Elitism, because it breeds an over class, will always lead to betrayal of the under class and betrayal is systemic; it doesn’t confine itself to just the intellectual but the personal and very human. The latest scandal to hit the BBC falls into that category and it’s a complete new low. One of their major stars of light entertainment, Jimmy Savile, has recently been exposed as a serial paedophile with a 40 year history of preying on young people of both sexes. Some of the offenses are alleged to have been committed at parties on BBC premises and it’s yet to be ascertained if any staffers were involved.
The people who let their adolescent children go to the Top of the Pops programme at the BBC, trusted implicitly that they would be safe, not knowing they were handing them over to the mercy of a predatory and protected sub-culture of paedophiles. It is no defense by middle and especially upper management, to say that they didn’t know. It’s their job to know and don’t forget, over and above that obvious duty, we’re talking here about a journalistic organisation. If there’s one thing I know about any organisation, is that more information always flows up the structure than down it.
The fact that the director of the charity Children in Need, which holds an annual 24 hour fund-raising telethon at the BBC, stipulated explicitly that Savile was not to be involved in any way, is particularly damning. You can read into that as you wish, but to my mind, it means a senior person outside the corporation had picked up on the rumours about him, which leaves senior people within the BBC without any credible excuse for not having done the same. It all happened on their watch and it continued for decades.
It simply verges on the incredible that they didn’t know.

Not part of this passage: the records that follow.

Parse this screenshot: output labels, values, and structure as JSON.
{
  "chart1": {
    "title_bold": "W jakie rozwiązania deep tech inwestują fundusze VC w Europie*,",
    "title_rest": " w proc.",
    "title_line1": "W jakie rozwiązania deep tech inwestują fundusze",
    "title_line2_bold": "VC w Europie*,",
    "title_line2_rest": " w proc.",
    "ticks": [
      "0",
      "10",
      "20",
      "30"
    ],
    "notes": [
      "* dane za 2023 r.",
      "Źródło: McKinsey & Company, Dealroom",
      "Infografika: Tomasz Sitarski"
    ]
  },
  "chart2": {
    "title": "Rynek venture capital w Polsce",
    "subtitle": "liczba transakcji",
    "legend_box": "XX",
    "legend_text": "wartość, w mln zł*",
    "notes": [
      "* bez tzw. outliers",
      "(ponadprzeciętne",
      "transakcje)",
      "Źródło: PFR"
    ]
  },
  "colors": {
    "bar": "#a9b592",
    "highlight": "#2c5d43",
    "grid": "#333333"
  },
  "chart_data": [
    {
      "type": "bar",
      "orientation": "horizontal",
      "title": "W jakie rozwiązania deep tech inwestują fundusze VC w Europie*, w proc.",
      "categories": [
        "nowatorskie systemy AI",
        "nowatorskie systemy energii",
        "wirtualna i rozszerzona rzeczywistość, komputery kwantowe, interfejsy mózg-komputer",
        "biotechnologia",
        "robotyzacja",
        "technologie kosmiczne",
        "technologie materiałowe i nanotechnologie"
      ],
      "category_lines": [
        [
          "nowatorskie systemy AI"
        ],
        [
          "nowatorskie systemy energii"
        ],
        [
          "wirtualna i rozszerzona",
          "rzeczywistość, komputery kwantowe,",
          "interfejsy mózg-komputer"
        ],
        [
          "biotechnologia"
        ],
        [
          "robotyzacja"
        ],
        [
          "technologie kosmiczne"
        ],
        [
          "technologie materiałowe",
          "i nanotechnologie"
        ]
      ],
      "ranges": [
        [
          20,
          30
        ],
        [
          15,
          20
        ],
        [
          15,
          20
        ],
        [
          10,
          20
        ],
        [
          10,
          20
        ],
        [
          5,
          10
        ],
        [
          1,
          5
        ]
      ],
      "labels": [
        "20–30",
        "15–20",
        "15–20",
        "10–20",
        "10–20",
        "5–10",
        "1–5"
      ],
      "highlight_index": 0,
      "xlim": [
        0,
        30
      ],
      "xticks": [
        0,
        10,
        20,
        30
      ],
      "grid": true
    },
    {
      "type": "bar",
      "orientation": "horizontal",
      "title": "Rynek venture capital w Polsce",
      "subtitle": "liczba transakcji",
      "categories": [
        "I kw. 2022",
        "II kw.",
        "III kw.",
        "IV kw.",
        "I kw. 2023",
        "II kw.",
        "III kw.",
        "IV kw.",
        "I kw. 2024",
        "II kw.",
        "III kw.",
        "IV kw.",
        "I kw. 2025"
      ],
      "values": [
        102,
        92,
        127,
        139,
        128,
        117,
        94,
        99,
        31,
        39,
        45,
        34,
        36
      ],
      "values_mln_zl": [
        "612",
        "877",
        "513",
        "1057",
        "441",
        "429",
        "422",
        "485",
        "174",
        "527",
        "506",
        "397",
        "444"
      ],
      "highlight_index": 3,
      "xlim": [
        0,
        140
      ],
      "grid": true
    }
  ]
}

The most outrageous part of the whole episode is that when for the first time in years, BBC journalists actually did some investigative journalism – the mess was right on their own doorstep after all – and produced a programme exposing Savile, it was dropped by management in favour broadcasting tributes to him, as he’d just recently died.
The executive who communicated that decision looks to have fallen on his sword, but it’ll take a lot more than that to remedy the reputational damage and restore a vestige of trust in the institution.
Longer term, it’s difficult to see how the corporation’s current licensing system can stay viable. When the handheld transistor radio became commonplace, any attempt to enforce a radio license became impossible. As broadband speeds increase, web users will find themselves with hundreds of television channels to watch on a netbook computer, rather than on a TV screen. Will a TV license have to be replaced by a computer license? I think not. The financial model will simply break down, and that may turn out to be a mercy killing.
John Reith’s mission statement for the corporation has slowly degenerated over the years until it now reads; to selectively inform, politically educate and provide a stream of grotesques for our amusement.